Figure 7: Modeling the evacuation mini-challenge hypotheses in an associative network.

Figure 8: A path from RFID 21 to Telephone ID 5

Plotting the integrated associative network in Pajek allows for the analyst to explore the relations between given entities.  The entities could be telephones, RFIDs, passenger rosters, hypotheses or other elements of the situation.  Links may represent various kinds of relations in the situation.  For example surname “Katalanow” is associated with surname “Catalano” by virtue of the two names having a Levenshtein similarity score less than or equal to 2.  It was manually observed that “Katalanow” seemed to be like “Catalano” in some undefined way.  Using the Maple numerical framework and an associative network model it was then simple to encode this implicit knowledge explicitly as shown in Figure 9.  The Levenshtein threshold was used to define the relationship for this one case and then easily applied to all surname nodes in the dataset.

Figure 9: Instantiation of associations between surnames by Levenshtein similarity.

Just as an iterative process of exploration was used to expand the semantic network structure, an interactive process of exploration was used to explore paths within the network.  Figure 8 hints at a path between RFID 21 and RFID 62.  Further refinement of the plot allows for exploration of this path as shown in Figure 10.

Figure 10: Path from RFID 21 to RFID 62.

This path highlights another relationship between the Catalano and Vidro families.  Carlos Vidro is not listed as a suspect in the evacuation dataset based on the RFID path behavior.  If Carlos is of the same Vidro family as Jesus or David or Pedro Vidro that he may be involved in the bombing in some way.  The “I” nodes represent interdictions.  In this case the passenger relations indicate that members of the Vidro and Catalano families were passengers together on the same trips.  Here it was Eduardo Catalano and Jesus Vidro who traveled together on the three dates listed.

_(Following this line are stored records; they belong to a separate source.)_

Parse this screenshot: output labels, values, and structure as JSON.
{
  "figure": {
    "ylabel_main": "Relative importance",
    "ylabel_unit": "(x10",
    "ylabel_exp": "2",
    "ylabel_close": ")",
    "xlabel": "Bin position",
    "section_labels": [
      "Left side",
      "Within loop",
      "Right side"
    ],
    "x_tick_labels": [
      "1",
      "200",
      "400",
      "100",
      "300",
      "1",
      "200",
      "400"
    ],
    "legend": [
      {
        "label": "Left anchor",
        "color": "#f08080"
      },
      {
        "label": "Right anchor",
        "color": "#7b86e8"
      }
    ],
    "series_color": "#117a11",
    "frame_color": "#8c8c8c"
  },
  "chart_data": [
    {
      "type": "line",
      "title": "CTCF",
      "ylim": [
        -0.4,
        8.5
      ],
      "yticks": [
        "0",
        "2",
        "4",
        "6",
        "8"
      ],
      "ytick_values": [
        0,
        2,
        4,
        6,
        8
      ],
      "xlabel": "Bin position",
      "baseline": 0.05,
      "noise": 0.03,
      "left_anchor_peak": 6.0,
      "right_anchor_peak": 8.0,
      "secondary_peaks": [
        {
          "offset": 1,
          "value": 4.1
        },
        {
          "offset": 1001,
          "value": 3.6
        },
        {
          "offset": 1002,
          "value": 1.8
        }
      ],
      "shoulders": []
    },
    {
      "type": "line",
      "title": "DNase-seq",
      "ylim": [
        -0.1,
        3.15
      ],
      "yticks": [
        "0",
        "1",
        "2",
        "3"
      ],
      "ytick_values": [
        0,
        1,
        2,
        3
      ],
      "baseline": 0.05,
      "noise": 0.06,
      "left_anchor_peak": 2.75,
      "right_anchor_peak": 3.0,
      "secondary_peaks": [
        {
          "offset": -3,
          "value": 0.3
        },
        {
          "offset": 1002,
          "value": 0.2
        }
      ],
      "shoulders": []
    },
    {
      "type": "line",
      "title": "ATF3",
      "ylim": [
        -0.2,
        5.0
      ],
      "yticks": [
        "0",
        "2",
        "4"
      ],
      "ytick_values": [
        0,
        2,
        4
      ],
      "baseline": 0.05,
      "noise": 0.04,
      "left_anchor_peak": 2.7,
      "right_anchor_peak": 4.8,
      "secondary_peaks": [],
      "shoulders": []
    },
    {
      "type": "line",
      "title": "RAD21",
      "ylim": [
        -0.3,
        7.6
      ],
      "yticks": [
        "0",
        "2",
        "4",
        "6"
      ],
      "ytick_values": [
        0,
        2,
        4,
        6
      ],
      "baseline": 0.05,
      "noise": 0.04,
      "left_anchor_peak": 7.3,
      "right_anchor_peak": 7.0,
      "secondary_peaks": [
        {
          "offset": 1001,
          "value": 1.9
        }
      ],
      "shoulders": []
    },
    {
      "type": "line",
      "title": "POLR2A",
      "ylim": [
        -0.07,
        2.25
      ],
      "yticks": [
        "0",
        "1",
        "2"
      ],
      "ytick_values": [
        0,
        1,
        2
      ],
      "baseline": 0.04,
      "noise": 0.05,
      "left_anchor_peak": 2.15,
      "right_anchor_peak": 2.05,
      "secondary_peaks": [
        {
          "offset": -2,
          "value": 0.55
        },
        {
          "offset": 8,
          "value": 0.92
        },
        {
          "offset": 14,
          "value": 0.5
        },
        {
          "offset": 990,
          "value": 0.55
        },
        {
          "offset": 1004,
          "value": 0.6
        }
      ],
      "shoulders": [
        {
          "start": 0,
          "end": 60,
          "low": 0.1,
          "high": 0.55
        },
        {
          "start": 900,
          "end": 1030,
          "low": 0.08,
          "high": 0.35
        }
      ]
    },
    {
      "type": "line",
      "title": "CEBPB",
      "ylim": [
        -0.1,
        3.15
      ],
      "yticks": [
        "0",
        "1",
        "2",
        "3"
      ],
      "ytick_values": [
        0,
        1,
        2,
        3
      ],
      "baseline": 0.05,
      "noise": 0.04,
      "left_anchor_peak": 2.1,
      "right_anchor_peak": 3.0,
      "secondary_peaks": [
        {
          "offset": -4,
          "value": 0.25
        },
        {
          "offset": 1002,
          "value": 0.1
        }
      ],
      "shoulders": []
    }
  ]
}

Adding the findings and hypotheses explicitly as nodes and links is beneficial in many ways.  The authority of the source data is preserved as new relationships are added due to the labeling of the new relationships separately from the source data.  Figure 10 highlights this feature in showing that any conclusions derived from the path necessarily depend on the assumption that “Katalanow” is an alternative spelling of “Catalano.”  It is also possible to model conflicting hypothesis simultaneously and then to evaluate them in the larger context.  For example RFID 56 is associated with Cleveland Jimenez who is hypothesized to be both a suspect and a casualty as shown in Figure 11.  This proposition can be explored in more detail by tracing connected associations that may support or refute the idea.  This modeling approach also scales well allowing for new hypotheses to be added over the course of the analysis without requiring a restructuring of the existing data model.  This versatility of the model is exemplified by the ability to find patterns of interactions across such diverse datasets.  Confidence measures can be included by assigned weights to the arcs in the graph although that was not done in this case.

Figure 11: k-Neighbors within 4 of RFID 56.

References

Brandes, U., & Lerner, J. (2008). Visual analysis of controversy in user-generated encyclopedias. Inf Visualization, 7(1), 34-48.

Gov't unveils a Wikipedia for spies - Analysts can add and edit content on government's classified Web site. (2006, October 31, 2006). Retrieved July 10, 2008, 2008, from http://www.msnbc.msn.com/id/15503834/

Heuer, R.J., Jr. (1999). Strategies for Analytical Judgment: Transcending the Limits of Incomplete Information. In Psychology of Intelligence Analysis (pp. 31-50): Central Intelligence Agency.

Thomas, J.J., & Cook, K.A. (2005). The Science of Analytical Reasoning. In J.J. Thomas & K.A. Cook (Eds.), Illuminating the Path: The Research and Development Agenda for Visual Analytics (pp. 33-68). Los Alamitos, CA: IEEE Computer Society.